Foto: © António Pinto (2007). Direitos reservados.

1. Texto de Beja Santos, com data de 30 de Janeiro último (2):


Título: Braço Tatuado - Retalhos da Guerra Colonial
Editora: Dom Quixote, Lisboa
Ano: 2008
ISBN: 978-972-20-3494-4
Páginas: 136
Dimensões: 15,5x23,5 cm
Colecção: Autores de Língua Portuguesa
Ano de Edição: 2008
Encadernação: Brochado
Preço com IVA: 12,00 €



OS ESCRITORES MARCADOS PELA GUERRA COLONIAL
por Beja Santos


Cristóvão de Aguiar acaba de reeditar em nova versão Braço Tatuado que apareceu inicialmente no livro Ciclone de Setembro, editado em 1985 (Braço Tatuado, Retalhos da Guerra Colonial, por Cristóvão de Aguiar, Publicações Dom Quixote, 2008).

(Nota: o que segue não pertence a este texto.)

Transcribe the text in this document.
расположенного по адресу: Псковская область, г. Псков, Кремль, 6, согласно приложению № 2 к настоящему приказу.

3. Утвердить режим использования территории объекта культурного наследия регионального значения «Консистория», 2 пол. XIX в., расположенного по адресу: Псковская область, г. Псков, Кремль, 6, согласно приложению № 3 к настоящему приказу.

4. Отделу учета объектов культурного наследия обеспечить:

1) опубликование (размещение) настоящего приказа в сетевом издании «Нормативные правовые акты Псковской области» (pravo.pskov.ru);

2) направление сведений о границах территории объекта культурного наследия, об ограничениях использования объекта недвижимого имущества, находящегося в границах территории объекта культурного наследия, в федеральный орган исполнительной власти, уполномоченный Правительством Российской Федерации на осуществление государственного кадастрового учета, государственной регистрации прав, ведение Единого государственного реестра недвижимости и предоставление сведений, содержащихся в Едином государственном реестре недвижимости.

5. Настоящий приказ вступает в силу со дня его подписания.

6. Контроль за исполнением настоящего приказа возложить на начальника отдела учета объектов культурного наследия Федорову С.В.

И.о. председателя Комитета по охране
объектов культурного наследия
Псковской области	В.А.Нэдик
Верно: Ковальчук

É hoje apreciável o número de títulos disponíveis, só da responsabilidade de escritores, sobre a sua experiência na Guerra Colonial. Basta referir os primeiros livros de Lobo Antunes, alguma poesia e prosa de Manuel Alegre, romances de Lídia Jorge e João de Melo, contos e novelas de Álvaro Guerra, o teatro de Fernando Dacosta e, quanto aos escritores africanos, Luandino Vieira e Pepetela.

Continua por dar resposta a esta questão cultura indispensável: durante treze anos, a Guerra Colonial envolveu centenas de milhares de militares e afectou directamente milhões de civis. A que se deve, a despeito de um número já considerável de testemunhos, incluindo os de recorte literário, o silêncio desses protagonistas?

Há quem procure justificar a falta de estantes cheias de títulos sobre a Guerra Colonial devido ao facto dos diferentes heroísmos não se poderem traduzir numa voz colectiva, isto é, o que se passou em três frentes de combate teve diferentes identidades e resultados militares díspares. Além disso, tendo a Guerra Colonial terminado com o 25 de Abril e a independência das colónias, terá parecido a muitos protagonistas que os seus testemunhos estavam deslocados, precisavam da temperança de um silêncio entre gerações para não serem tomados como pura nostalgia ou ressabiamento ideológico. Acresce, com a má sorte que tem vindo a acontecer na vida das ex-colónias, num sofrimento que passa pela fome, guerras civis, destruição e corrupção económicas, se saldam na degradação das condições de vida, parece haver pouco espaço para voltar aos cenários de horror desses conflitos armados ou cantar a voz da liberdade que acompanhou a independência desses povos.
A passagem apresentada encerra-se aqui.